Crisi climatica

8 Agosto 2024

Stiamo entrando in un territorio sconosciuto: quante volte abbiamo sentito questa frase negli ultimi tempi? E cosa facciamo adesso che questa che ci sembrava solo una formula retorica, magari un po’ ad effetto, si rivela essere una descrizione realistica, senza un briciolo di enfasi o di concessione metaforica? Come ci comportiamo ora che abbiamo la certezza, giorno per giorno supportata da nuove impressionanti evidenze, che abbiamo alterato l’equilibrio del nostro pianeta, a partire dal suo clima, che della complessa armonia di Gaia è la spia più importante ed affidabile? 

Ogni mese è il più caldo, ogni anno più bollente del precedente. I record hanno vita più breve d’una farfalla. E come sonnambuli scendiamo la ripida scala – lastricata da qualche buona intenzione (affermata solennemente nelle varie Cop) e resa sdrucciolevole dai profitti in crescita dell’industria fossile e militare – che ci sta portando dritti dritti verso l’inferno climatico.
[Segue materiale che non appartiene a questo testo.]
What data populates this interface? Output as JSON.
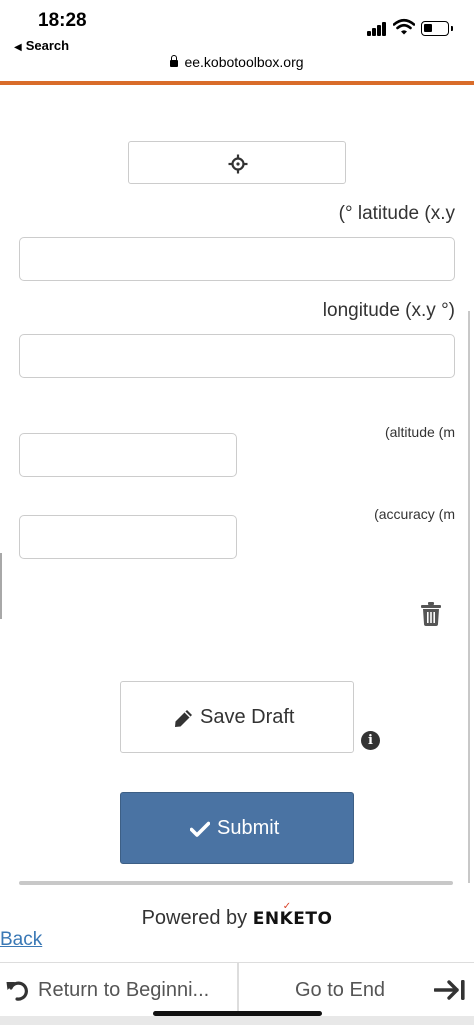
{
  "status_bar": {
    "time": "18:28",
    "back_app": "Search"
  },
  "browser": {
    "url": "ee.kobotoolbox.org"
  },
  "form": {
    "geo_button_icon": "crosshairs-icon",
    "latitude_label": "(° latitude (x.y",
    "latitude_value": "",
    "longitude_label": "longitude (x.y °)",
    "longitude_value": "",
    "altitude_label": "(altitude (m",
    "altitude_value": "",
    "accuracy_label": "(accuracy (m",
    "accuracy_value": "",
    "delete_icon": "trash-icon"
  },
  "actions": {
    "save_draft_label": "Save Draft",
    "submit_label": "Submit",
    "info_icon": "info-icon"
  },
  "footer": {
    "powered_by": "Powered by",
    "brand": "ENKETO",
    "back_link": "Back"
  },
  "bottom_nav": {
    "return_label": "Return to Beginni...",
    "end_label": "Go to End"
  },
  "colors": {
    "accent": "#d96c2a",
    "submit": "#4a73a3",
    "link": "#3a78b5"
  }
}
Ormai lo dicono in molti: la soglia critica del grado e mezzo è stata infranta, l’aumento della temperatura media globale rispetto al periodo pre-industriale viaggia spedito verso i due gradi. 

Ondate di calore, giorni e giorni di temperature estreme che mettono in forse non solo la sopravvivenza immediata di milioni di persone, ma nel medio periodo la possibilità stessa che in molte zone si possa continuare a coltivare e allevare alcunché. E poi la doppia faccia della crisi idrica, siccità – come in Sicilia, dove l’acqua manca non solo per gli animali e le colture, ma anche per garantire le dialisi dei malati di reni – e alluvioni, eventi improvvisi ed estremamente violenti. E poi, scioglimento dei ghiacci artici, una fusione così repentina da stupire e spaventare anche i più pessimisti tra i ricercatori – negli ultimi 15 anni il circolo polare si è riscaldato quattro volte di più del resto del mondo – e da mettere in moto una serie di effetti globali che gli scienziati stanno iniziando solo ora a comprendere. 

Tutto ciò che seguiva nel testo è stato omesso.